Inspectie JenV: ‘Verantwoord vertrek’ van vreemdelingen is complex en gebaat bij meer uniformiteit
Het werk van de Dienst Terugkeer en Vertrek (DT&V) om vreemdelingen te laten terugkeren is complex en niet eenvoudig te realiseren, omdat terugkeer haaks staat op het belang van vreemdelingen om in Nederland te mogen blijven. Als dat niet kan en op vreemdelingen een vertrekplicht rust, zijn regievoerders van de DT&V sterk afhankelijk van de samenwerking met vreemdelingen. Juist daarom is het van belang dat de medewerkers van de DT&V voldoende zijn toegerust voor hun taak en dat zij waar mogelijk rekening houden met de vertrekwensen van asielzoekers.

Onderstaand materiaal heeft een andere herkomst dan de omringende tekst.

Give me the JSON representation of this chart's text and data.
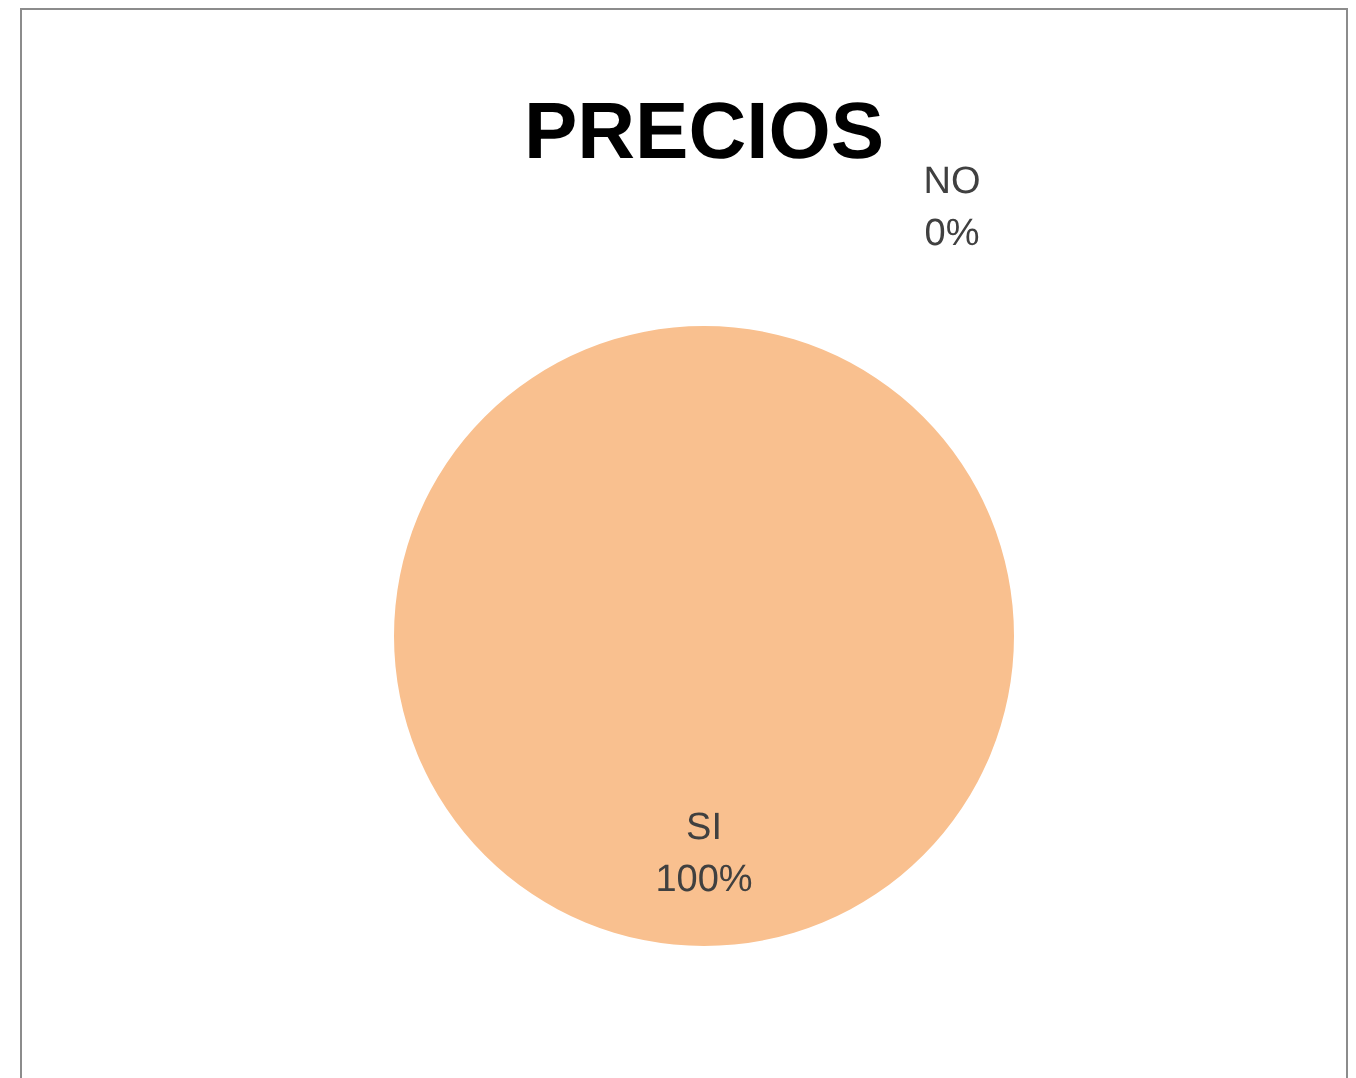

Dit schrijft de Inspectie Justitie en Veiligheid (Inspectie JenV) in het rapport ‘Verantwoord Vertrek’, dat staatssecretaris van der Burg van Justitie en Veiligheid op 11 november 2022 met zijn beleidsreactie aan de Tweede Kamer heeft gestuurd. De Inspectie JenV stelt vast dat de meeste regievoerders vreemdelingen de ruimte geven om hun vertrekwensen te onderzoeken. Wel constateert de Inspectie dat er over het algemeen twee categorieën regievoerders zijn die verschillend te werk gaan, wat er toe kan leiden dat signalen van vreemdelingen worden gemist. Daarom doet de Inspectie een aantal aanbevelingen voor een meer uniforme werkwijze. Ook ziet de Inspectie kansen om de meerwaarde van lokale ketensamenwerking bij het terugkeerproces te versterken.

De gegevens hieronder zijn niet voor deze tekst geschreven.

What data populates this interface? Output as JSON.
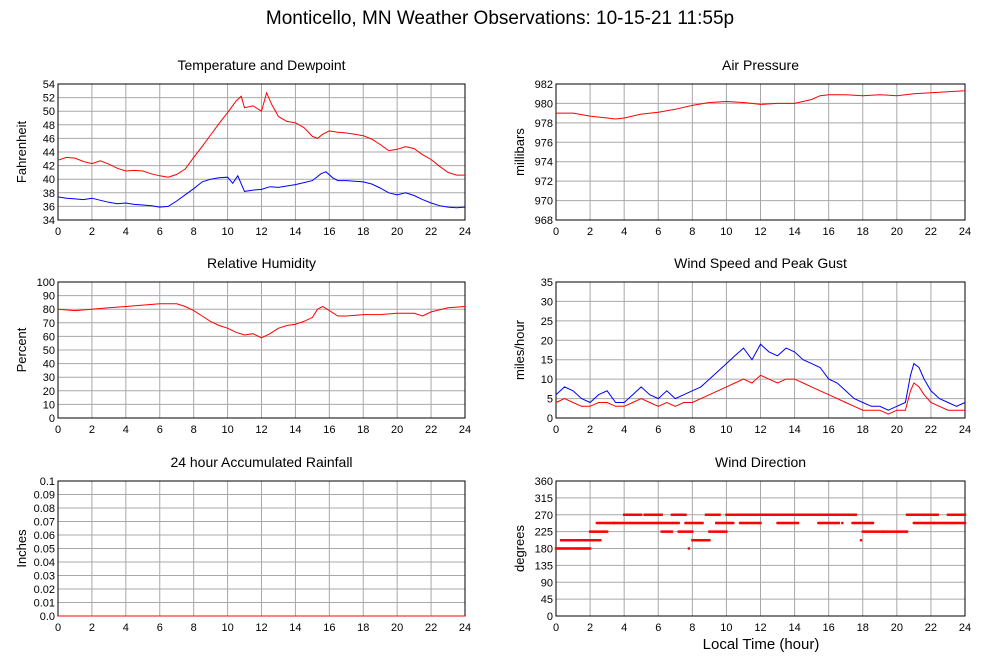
{
  "title": "Monticello, MN Weather Observations: 10-15-21 11:55p",
  "x_axis_label": "Local Time (hour)",
  "colors": {
    "red": "#ff0000",
    "blue": "#0000ff",
    "grid": "#a8a8a8"
  },
  "chart_data": [
    {
      "type": "line",
      "title": "Temperature and Dewpoint",
      "ylabel": "Fahrenheit",
      "xlim": [
        0,
        24
      ],
      "xticks": [
        0,
        2,
        4,
        6,
        8,
        10,
        12,
        14,
        16,
        18,
        20,
        22,
        24
      ],
      "ylim": [
        34,
        54
      ],
      "yticks": [
        34,
        36,
        38,
        40,
        42,
        44,
        46,
        48,
        50,
        52,
        54
      ],
      "series": [
        {
          "color": "#ff0000",
          "x": [
            0,
            0.5,
            1,
            1.5,
            2,
            2.5,
            3,
            3.5,
            4,
            4.5,
            5,
            5.5,
            6,
            6.5,
            7,
            7.5,
            8,
            8.5,
            9,
            9.5,
            10,
            10.5,
            10.8,
            11,
            11.5,
            12,
            12.3,
            12.6,
            13,
            13.5,
            14,
            14.5,
            15,
            15.3,
            15.6,
            16,
            16.5,
            17,
            17.5,
            18,
            18.5,
            19,
            19.5,
            20,
            20.5,
            21,
            21.5,
            22,
            22.5,
            23,
            23.5,
            24
          ],
          "y": [
            42.8,
            43.2,
            43.1,
            42.6,
            42.3,
            42.7,
            42.2,
            41.6,
            41.2,
            41.3,
            41.2,
            40.8,
            40.5,
            40.3,
            40.7,
            41.5,
            43.2,
            44.8,
            46.5,
            48.2,
            49.8,
            51.5,
            52.2,
            50.5,
            50.8,
            50.0,
            52.7,
            51.0,
            49.2,
            48.5,
            48.3,
            47.6,
            46.3,
            46.0,
            46.6,
            47.1,
            46.9,
            46.8,
            46.6,
            46.4,
            45.9,
            45.1,
            44.2,
            44.4,
            44.8,
            44.5,
            43.6,
            42.9,
            41.9,
            41.0,
            40.6,
            40.6
          ]
        },
        {
          "color": "#0000ff",
          "x": [
            0,
            0.5,
            1,
            1.5,
            2,
            2.5,
            3,
            3.5,
            4,
            4.5,
            5,
            5.5,
            6,
            6.5,
            7,
            7.5,
            8,
            8.5,
            9,
            9.5,
            10,
            10.3,
            10.6,
            11,
            11.5,
            12,
            12.5,
            13,
            13.5,
            14,
            14.5,
            15,
            15.5,
            15.8,
            16.2,
            16.5,
            17,
            17.5,
            18,
            18.5,
            19,
            19.5,
            20,
            20.5,
            21,
            21.5,
            22,
            22.5,
            23,
            23.5,
            24
          ],
          "y": [
            37.4,
            37.2,
            37.1,
            37.0,
            37.2,
            36.9,
            36.6,
            36.4,
            36.5,
            36.3,
            36.2,
            36.1,
            35.9,
            36.0,
            36.8,
            37.7,
            38.6,
            39.6,
            40.0,
            40.2,
            40.3,
            39.4,
            40.5,
            38.2,
            38.4,
            38.5,
            38.9,
            38.8,
            39.0,
            39.2,
            39.5,
            39.8,
            40.8,
            41.1,
            40.2,
            39.8,
            39.8,
            39.7,
            39.6,
            39.3,
            38.7,
            38.0,
            37.7,
            38.0,
            37.6,
            37.0,
            36.5,
            36.1,
            35.9,
            35.8,
            35.9
          ]
        }
      ]
    },
    {
      "type": "line",
      "title": "Air Pressure",
      "ylabel": "millibars",
      "xlim": [
        0,
        24
      ],
      "xticks": [
        0,
        2,
        4,
        6,
        8,
        10,
        12,
        14,
        16,
        18,
        20,
        22,
        24
      ],
      "ylim": [
        968,
        982
      ],
      "yticks": [
        968,
        970,
        972,
        974,
        976,
        978,
        980,
        982
      ],
      "series": [
        {
          "color": "#ff0000",
          "x": [
            0,
            1,
            2,
            3,
            3.5,
            4,
            5,
            6,
            7,
            8,
            9,
            10,
            11,
            12,
            13,
            14,
            15,
            15.5,
            16,
            17,
            18,
            19,
            20,
            21,
            22,
            23,
            24
          ],
          "y": [
            979.0,
            979.0,
            978.7,
            978.5,
            978.4,
            978.5,
            978.9,
            979.1,
            979.4,
            979.8,
            980.1,
            980.2,
            980.1,
            979.9,
            980.0,
            980.0,
            980.4,
            980.8,
            980.9,
            980.9,
            980.8,
            980.9,
            980.8,
            981.0,
            981.1,
            981.2,
            981.3
          ]
        }
      ]
    },
    {
      "type": "line",
      "title": "Relative Humidity",
      "ylabel": "Percent",
      "xlim": [
        0,
        24
      ],
      "xticks": [
        0,
        2,
        4,
        6,
        8,
        10,
        12,
        14,
        16,
        18,
        20,
        22,
        24
      ],
      "ylim": [
        0,
        100
      ],
      "yticks": [
        0,
        10,
        20,
        30,
        40,
        50,
        60,
        70,
        80,
        90,
        100
      ],
      "series": [
        {
          "color": "#ff0000",
          "x": [
            0,
            1,
            2,
            3,
            4,
            5,
            6,
            7,
            7.5,
            8,
            8.5,
            9,
            9.5,
            10,
            10.5,
            11,
            11.5,
            12,
            12.5,
            13,
            13.5,
            14,
            14.5,
            15,
            15.3,
            15.6,
            16,
            16.5,
            17,
            18,
            19,
            20,
            21,
            21.5,
            22,
            23,
            24
          ],
          "y": [
            80,
            79,
            80,
            81,
            82,
            83,
            84,
            84,
            82,
            79,
            75,
            71,
            68,
            66,
            63,
            61,
            62,
            59,
            62,
            66,
            68,
            69,
            71,
            74,
            80,
            82,
            79,
            75,
            75,
            76,
            76,
            77,
            77,
            75,
            78,
            81,
            82
          ]
        }
      ]
    },
    {
      "type": "line",
      "title": "Wind Speed and Peak Gust",
      "ylabel": "miles/hour",
      "xlim": [
        0,
        24
      ],
      "xticks": [
        0,
        2,
        4,
        6,
        8,
        10,
        12,
        14,
        16,
        18,
        20,
        22,
        24
      ],
      "ylim": [
        0,
        35
      ],
      "yticks": [
        0,
        5,
        10,
        15,
        20,
        25,
        30,
        35
      ],
      "series": [
        {
          "color": "#0000ff",
          "x": [
            0,
            0.5,
            1,
            1.5,
            2,
            2.5,
            3,
            3.5,
            4,
            4.5,
            5,
            5.5,
            6,
            6.5,
            7,
            7.5,
            8,
            8.5,
            9,
            9.5,
            10,
            10.5,
            11,
            11.5,
            12,
            12.5,
            13,
            13.5,
            14,
            14.5,
            15,
            15.5,
            16,
            16.5,
            17,
            17.5,
            18,
            18.5,
            19,
            19.5,
            20,
            20.5,
            20.8,
            21,
            21.3,
            21.6,
            22,
            22.5,
            23,
            23.5,
            24
          ],
          "y": [
            6,
            8,
            7,
            5,
            4,
            6,
            7,
            4,
            4,
            6,
            8,
            6,
            5,
            7,
            5,
            6,
            7,
            8,
            10,
            12,
            14,
            16,
            18,
            15,
            19,
            17,
            16,
            18,
            17,
            15,
            14,
            13,
            10,
            9,
            7,
            5,
            4,
            3,
            3,
            2,
            3,
            4,
            11,
            14,
            13,
            10,
            7,
            5,
            4,
            3,
            4
          ]
        },
        {
          "color": "#ff0000",
          "x": [
            0,
            0.5,
            1,
            1.5,
            2,
            2.5,
            3,
            3.5,
            4,
            4.5,
            5,
            5.5,
            6,
            6.5,
            7,
            7.5,
            8,
            8.5,
            9,
            9.5,
            10,
            10.5,
            11,
            11.5,
            12,
            12.5,
            13,
            13.5,
            14,
            14.5,
            15,
            15.5,
            16,
            16.5,
            17,
            17.5,
            18,
            18.5,
            19,
            19.5,
            20,
            20.5,
            20.8,
            21,
            21.3,
            21.6,
            22,
            22.5,
            23,
            23.5,
            24
          ],
          "y": [
            4,
            5,
            4,
            3,
            3,
            4,
            4,
            3,
            3,
            4,
            5,
            4,
            3,
            4,
            3,
            4,
            4,
            5,
            6,
            7,
            8,
            9,
            10,
            9,
            11,
            10,
            9,
            10,
            10,
            9,
            8,
            7,
            6,
            5,
            4,
            3,
            2,
            2,
            2,
            1,
            2,
            2,
            7,
            9,
            8,
            6,
            4,
            3,
            2,
            2,
            2
          ]
        }
      ]
    },
    {
      "type": "line",
      "title": "24 hour Accumulated Rainfall",
      "ylabel": "Inches",
      "xlim": [
        0,
        24
      ],
      "xticks": [
        0,
        2,
        4,
        6,
        8,
        10,
        12,
        14,
        16,
        18,
        20,
        22,
        24
      ],
      "ylim": [
        0,
        0.1
      ],
      "yticks": [
        "0.0",
        "0.01",
        "0.02",
        "0.03",
        "0.04",
        "0.05",
        "0.06",
        "0.07",
        "0.08",
        "0.09",
        "0.1"
      ],
      "series": [
        {
          "color": "#ff0000",
          "x": [
            0,
            24
          ],
          "y": [
            0,
            0
          ]
        }
      ]
    },
    {
      "type": "scatter",
      "title": "Wind Direction",
      "ylabel": "degrees",
      "xlim": [
        0,
        24
      ],
      "xticks": [
        0,
        2,
        4,
        6,
        8,
        10,
        12,
        14,
        16,
        18,
        20,
        22,
        24
      ],
      "ylim": [
        0,
        360
      ],
      "yticks": [
        0,
        45,
        90,
        135,
        180,
        225,
        270,
        315,
        360
      ],
      "series": [
        {
          "color": "#ff0000",
          "segments": [
            {
              "x0": 0.0,
              "x1": 0.9,
              "y": 180
            },
            {
              "x0": 0.3,
              "x1": 1.2,
              "y": 202
            },
            {
              "x0": 1.0,
              "x1": 2.0,
              "y": 180
            },
            {
              "x0": 1.2,
              "x1": 2.6,
              "y": 202
            },
            {
              "x0": 2.0,
              "x1": 3.0,
              "y": 225
            },
            {
              "x0": 2.4,
              "x1": 3.4,
              "y": 248
            },
            {
              "x0": 3.4,
              "x1": 4.1,
              "y": 248
            },
            {
              "x0": 4.0,
              "x1": 5.0,
              "y": 270
            },
            {
              "x0": 4.2,
              "x1": 6.0,
              "y": 248
            },
            {
              "x0": 5.2,
              "x1": 6.2,
              "y": 270
            },
            {
              "x0": 6.0,
              "x1": 7.2,
              "y": 248
            },
            {
              "x0": 6.2,
              "x1": 6.8,
              "y": 225
            },
            {
              "x0": 6.8,
              "x1": 7.6,
              "y": 270
            },
            {
              "x0": 7.2,
              "x1": 8.0,
              "y": 225
            },
            {
              "x0": 7.6,
              "x1": 8.6,
              "y": 248
            },
            {
              "x0": 8.0,
              "x1": 9.0,
              "y": 202
            },
            {
              "x0": 8.8,
              "x1": 9.6,
              "y": 270
            },
            {
              "x0": 9.0,
              "x1": 10.0,
              "y": 225
            },
            {
              "x0": 9.4,
              "x1": 10.4,
              "y": 248
            },
            {
              "x0": 10.0,
              "x1": 12.4,
              "y": 270
            },
            {
              "x0": 10.8,
              "x1": 12.0,
              "y": 248
            },
            {
              "x0": 12.4,
              "x1": 14.8,
              "y": 270
            },
            {
              "x0": 13.0,
              "x1": 14.2,
              "y": 248
            },
            {
              "x0": 14.8,
              "x1": 17.6,
              "y": 270
            },
            {
              "x0": 15.4,
              "x1": 16.6,
              "y": 248
            },
            {
              "x0": 17.4,
              "x1": 18.6,
              "y": 248
            },
            {
              "x0": 18.0,
              "x1": 19.2,
              "y": 225
            },
            {
              "x0": 19.2,
              "x1": 20.6,
              "y": 225
            },
            {
              "x0": 20.6,
              "x1": 22.4,
              "y": 270
            },
            {
              "x0": 21.0,
              "x1": 22.2,
              "y": 248
            },
            {
              "x0": 22.2,
              "x1": 24.0,
              "y": 248
            },
            {
              "x0": 23.0,
              "x1": 24.0,
              "y": 270
            }
          ],
          "points": [
            {
              "x": 7.8,
              "y": 180
            },
            {
              "x": 8.3,
              "y": 202
            },
            {
              "x": 17.9,
              "y": 202
            },
            {
              "x": 13.5,
              "y": 270
            },
            {
              "x": 16.8,
              "y": 248
            }
          ]
        }
      ]
    }
  ]
}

Ewald Riks, waarnemend algemeen directeur DT&V: “We herkennen de complexiteit en de afhankelijkheden die de Inspectie in het onderzoeksrapport beschrijft. Het werkveld van DT&V is complex en omgeven met emotie. Onze regievoerders hebben hier dagelijks mee te maken: zowel in gesprek met vreemdelingen, als bij alle zaken daaromheen. Zij wegen in elke zaak af wat er nodig is en bouwen aan relaties om te komen tot vindingrijke oplossingen bij op het eerste gezicht tegengestelde belangen. In de Stand van de Uitvoering 2022 benoemden we eerder dit jaar onze dilemma’s en knelpunten in de uitvoering. De afgelopen jaren hebben we veel geïnvesteerd in de interne ontwikkeling van onze organisatie. Daarbij hebben we ook de gespreksmethodiek ‘Werken in een gedwongen kader’ geïntroduceerd. Het verder verbeteren van het terugkeerproces blijft een continu aandachtspunt en de aanbevelingen van de Inspectie gaan we daar zeker bij benutten.”
Complex werkveld
De Inspectie constateert deze complexiteit ook en wijst er bovendien op dat de middelen van regievoerders beperkt zijn. Zo stelt de Inspectie vast dat regievoerders weinig tijd hebben om vrijwillig of gedwongen vertrek uit een asielzoekerscentrum (azc) te realiseren en dat de hulp die DT&V kan bieden niet altijd aansluit bij de wensen van vreemdelingen. De Inspectie stelt verder vast dat vreemdelingen die in een azc verblijven weinig tot geen vertrekwensen naar voren brengen in de vertrekgesprekken. De Inspectie wijst juist daarom op het belang van een actieve en onderzoekende houding van regievoerders.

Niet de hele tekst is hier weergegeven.